Statements are statements, and expressions are expressions (in Go)
I got trolled by a facetious article on Go on April 1. But it did trigger a conversation about why Go doesn’t do certain things other languages do.
The answer, in several cases, is that Go chooses to make a clear distinction between expressions and statements. It chooses not to conflate them.
By way of definition, an expression is a thing that has (returns) a value. A statement is an imperative command to do something, but itself does not have a value.
I’ll use C# by way of comparison.
Increment operators
Most C-family languages have an operator like a++, which says “increment the value of a value by 1”.

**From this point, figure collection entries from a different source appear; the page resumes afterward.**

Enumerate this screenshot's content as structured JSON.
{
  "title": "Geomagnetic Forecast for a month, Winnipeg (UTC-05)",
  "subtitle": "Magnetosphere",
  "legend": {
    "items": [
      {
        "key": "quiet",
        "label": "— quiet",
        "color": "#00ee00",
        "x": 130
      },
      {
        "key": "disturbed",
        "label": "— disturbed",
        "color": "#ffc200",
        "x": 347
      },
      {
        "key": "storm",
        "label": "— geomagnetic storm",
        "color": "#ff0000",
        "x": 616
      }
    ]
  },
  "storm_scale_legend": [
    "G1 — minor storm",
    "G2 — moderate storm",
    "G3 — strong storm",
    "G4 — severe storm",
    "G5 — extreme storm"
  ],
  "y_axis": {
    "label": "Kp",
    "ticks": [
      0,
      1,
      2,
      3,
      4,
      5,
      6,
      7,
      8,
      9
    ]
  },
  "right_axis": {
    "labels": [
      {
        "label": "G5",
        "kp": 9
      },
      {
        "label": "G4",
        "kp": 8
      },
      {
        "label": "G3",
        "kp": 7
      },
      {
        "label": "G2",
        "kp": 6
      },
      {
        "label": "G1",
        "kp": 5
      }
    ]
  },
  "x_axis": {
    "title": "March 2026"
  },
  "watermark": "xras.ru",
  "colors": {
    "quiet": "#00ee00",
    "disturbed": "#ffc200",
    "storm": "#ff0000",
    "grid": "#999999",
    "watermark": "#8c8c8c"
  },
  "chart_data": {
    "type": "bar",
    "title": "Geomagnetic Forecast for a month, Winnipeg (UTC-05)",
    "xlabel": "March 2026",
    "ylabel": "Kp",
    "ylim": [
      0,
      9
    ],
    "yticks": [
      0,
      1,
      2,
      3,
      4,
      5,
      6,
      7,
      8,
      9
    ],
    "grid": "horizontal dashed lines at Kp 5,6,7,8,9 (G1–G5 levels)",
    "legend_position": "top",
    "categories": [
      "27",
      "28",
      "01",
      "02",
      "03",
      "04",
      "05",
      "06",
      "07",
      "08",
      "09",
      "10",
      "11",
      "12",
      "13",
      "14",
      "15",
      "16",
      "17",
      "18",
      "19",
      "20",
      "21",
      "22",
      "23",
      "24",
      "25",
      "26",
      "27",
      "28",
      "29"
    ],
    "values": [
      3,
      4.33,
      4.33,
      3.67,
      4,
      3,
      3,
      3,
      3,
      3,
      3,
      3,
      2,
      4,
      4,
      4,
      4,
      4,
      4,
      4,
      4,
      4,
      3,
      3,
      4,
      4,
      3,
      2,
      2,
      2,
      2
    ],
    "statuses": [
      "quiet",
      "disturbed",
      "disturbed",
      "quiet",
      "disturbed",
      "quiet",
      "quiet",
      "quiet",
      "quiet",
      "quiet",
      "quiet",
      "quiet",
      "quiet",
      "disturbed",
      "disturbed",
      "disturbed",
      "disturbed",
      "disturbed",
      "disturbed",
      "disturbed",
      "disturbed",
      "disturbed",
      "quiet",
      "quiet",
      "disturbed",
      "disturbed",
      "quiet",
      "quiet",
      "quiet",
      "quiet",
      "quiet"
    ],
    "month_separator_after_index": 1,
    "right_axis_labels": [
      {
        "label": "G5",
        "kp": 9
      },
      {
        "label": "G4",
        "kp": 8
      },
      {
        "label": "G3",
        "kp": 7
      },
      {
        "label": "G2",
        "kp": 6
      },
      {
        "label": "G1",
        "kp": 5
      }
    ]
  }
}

In some languages, this expression has a return value. In Go, it does not.
C#
var a = 5;
Console.WriteLine(a++);
// prints 5 (though a is now valued at 6)
Go
a := 5
fmt.Println(a++)
// syntax error: unexpected ++
To be clear, a++ is a valid statement in Go; it increments by 1. It does not, however, return a value, avoiding error-prone patterns like if (a++ == 6) { …
Assignment
In C#, assignments have return values.
C#
int a;
Console.WriteLine(a = 5);
// prints 5
The expression a = 5 has a return value of 5. Further shenanigans:
int a;
Console.WriteLine((a = 5) == 5);
// prints True
The expression (a = 5) returns a value of 5, which is then compared to 5.
Go
In Go, assignments are statements.
a := 5
fmt.Println(a = 6)
// syntax error: unexpected =
a = 6 is a valid assignment statement. It is not, however, an expression (and thus can’t be evaluated and printed).
Ternaries
You are probably familiar with an expression like condition ? value : other. It’s generally understood as syntactic sugar for an if-else statement, with a return value.
C#
var temp = 50;
Console.WriteLine(temp > 30 ? "warm" : "cold");
// prints warm
Go
Go doesn’t have ternaries! Reason being, it’s sugar for an if-else, and if-else’s are statements, not expressions.
You may be detecting a pattern here: Go prefers orthogonality over sugar. There are classes of (human) error that result from a statement also being an expression, and Go chooses to make that class of error less likely.